Jedno auto, dwóch pijanych kierujących i ogromne zagrożenie w ruchu
Na trasie K – 61 w powiecie grajewskich doszło do kolizji. Uszkodzone zostały trzy samochody. Kolizję spowodował pijany mieszkaniec gminy Grajewo, który po zdarzeniu wysiadł zza kierownicy. Zastąpił go również pijany kolega. Policjanci zatrzymali sprawców, którzy trafili do policyjnego aresztu. Teraz ich sprawą zajmie się sąd.
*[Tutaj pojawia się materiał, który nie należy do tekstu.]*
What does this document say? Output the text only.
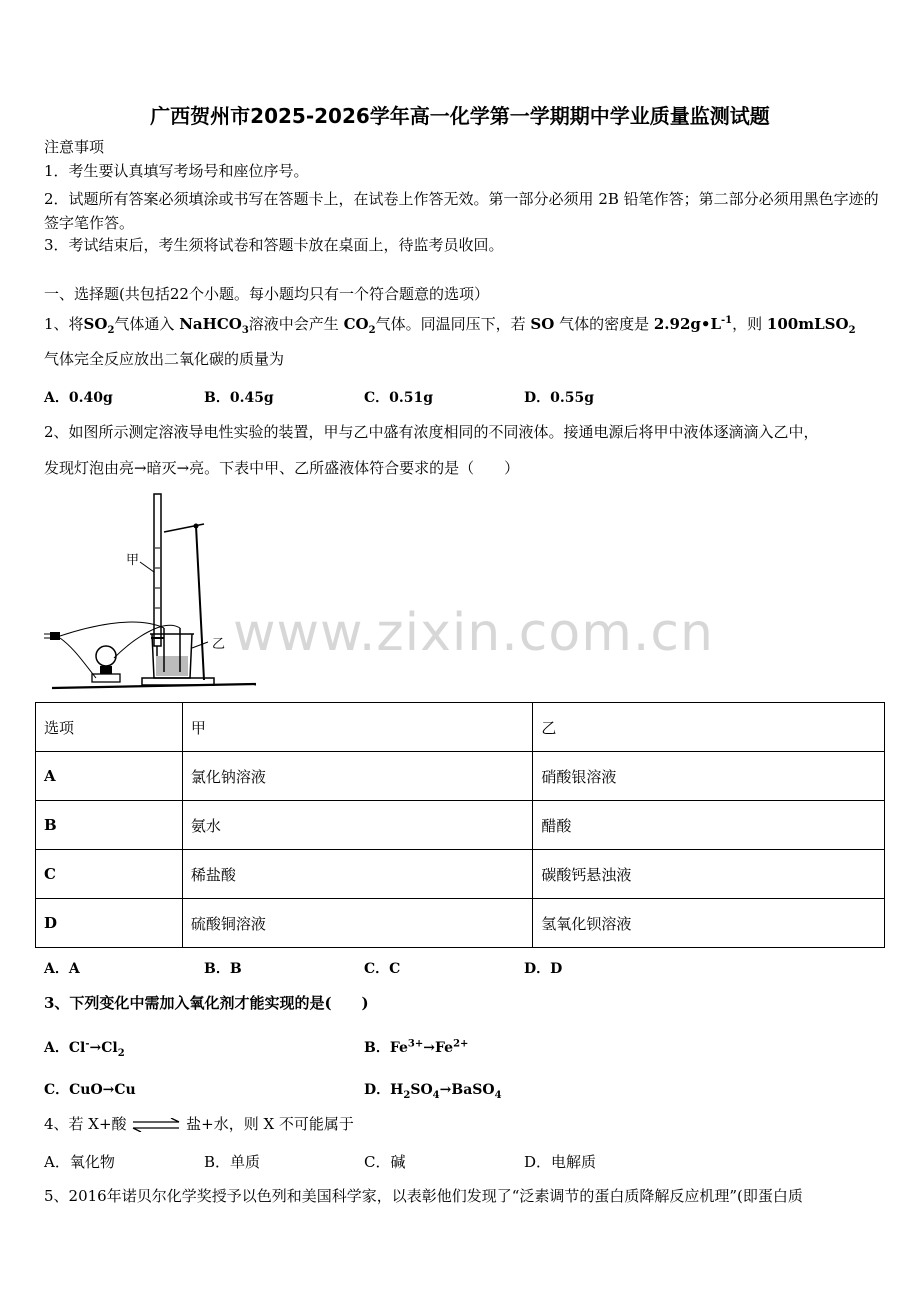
广西贺州市2025-2026学年高一化学第一学期期中学业质量监测试题
注意事项
1．考生要认真填写考场号和座位序号。
2．试题所有答案必须填涂或书写在答题卡上，在试卷上作答无效。第一部分必须用 2B 铅笔作答；第二部分必须用黑色字迹的签字笔作答。
3．考试结束后，考生须将试卷和答题卡放在桌面上，待监考员收回。
一、选择题(共包括22个小题。每小题均只有一个符合题意的选项）
1、将$SO_2$气体通入 NaHCO$_3$溶液中会产生 $CO_2$气体。同温同压下，若 SO 气体的密度是 $2.92g•L^{-1}$，则 100mLSO$_2$
气体完全反应放出二氧化碳的质量为
A．0.40g	B．0.45g	C．0.51g	D．0.55g
2、如图所示测定溶液导电性实验的装置，甲与乙中盛有浓度相同的不同液体。接通电源后将甲中液体逐滴滴入乙中，
发现灯泡由亮→暗灭→亮。下表中甲、乙所盛液体符合要求的是（　　）
甲
乙 www.zixin.com.cn
选项	甲	乙
A	氯化钠溶液	硝酸银溶液
B	氨水	醋酸
C	稀盐酸	碳酸钙悬浊液
D	硫酸铜溶液	氢氧化钡溶液
A．A	B．B	C．C	D．D
3、下列变化中需加入氧化剂才能实现的是(　　)
A．$Cl^-\to Cl_2$	B．$Fe^{3+}\to Fe^{2+}$
C．CuO→Cu	D．$H_2SO_4\to BaSO_4$
4、若 X+酸 ⇌ 盐+水，则 X 不可能属于
A．氧化物	B．单质	C．碱	D．电解质
5、2016年诺贝尔化学奖授予以色列和美国科学家，以表彰他们发现了“泛素调节的蛋白质降解反应机理”(即蛋白质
Wczoraj, około godz.18:00 dyżurny grajewskiej policji otrzymał informację o kolizji, do której doszło na trasie K 61, na odcinku Popowo - Guty. Na miejsce natychmiast pojechali policjanci. Z ustaleń funkcjonariuszy wynikało, iż kierujący toyotą jadąc od strony Szczuczyna w pewnym momencie zjechał na przeciwległy pas ruchu i otarł się o jadącego z naprzeciwka jeepa, którym kierował obywatel Łotwy. Następnie kierowca toyoty wrócił na swój pasu ruchu. Po przejechaniu kilkuset metrów uderzył w tył jadącego przed nim BMW. Po zderzeniu toyota zjechała w polną drogę. Tam za kierownice auta usiadł inny dotychczasowy pasażer tego auta. Gdy kierowcy zamienili się miejscami auto ruszyło polami w kierunku Szczuczyna. Kierujący samochodem ponownie próbował wrócić na trasę. Widzący to kierowcy jeepa i bmw zablokowali mu drogę niedopuszczając do dalszej jazdy. Gdy na miejsce przyjechali policjanci zastali dwóch kierujących toyotą, którzy usiłowali polubownie załatwić kolizję. Mężczyźni zostali zatrzymani przez mundurowych. Okazało się, iż obaj są mieszkańcami gminy Grajewo. 30 i 29 latek byli pijani. Badania alkomatem wykazały u pierwszego z nich 3,6 promila alkoholu, drugi miał blisko promil mniej. Okazało się, że razem z nimi autem podróżował jeszcze jeden mężczyzna. U niego badanie trzeźwości wykazało – 4 promile alkoholu. Jak ustalili mundurowi, mężczyzna spał nie zdając sobie sprawy z tego, co się wokół niego dzieje. Wszyscy trzej zostali zatrzymali w policyjnym areszcie. Teraz ich sprawą zajmie się sąd. Niestety ten przypadek nie jest odosobnionym przykładem lekkomyślności i zupełnego braku odpowiedzialności niektórych kierowców na drodze. Policjanci kolejny raz zwracają się z apelem: „Piłeś? Nie jedź!”.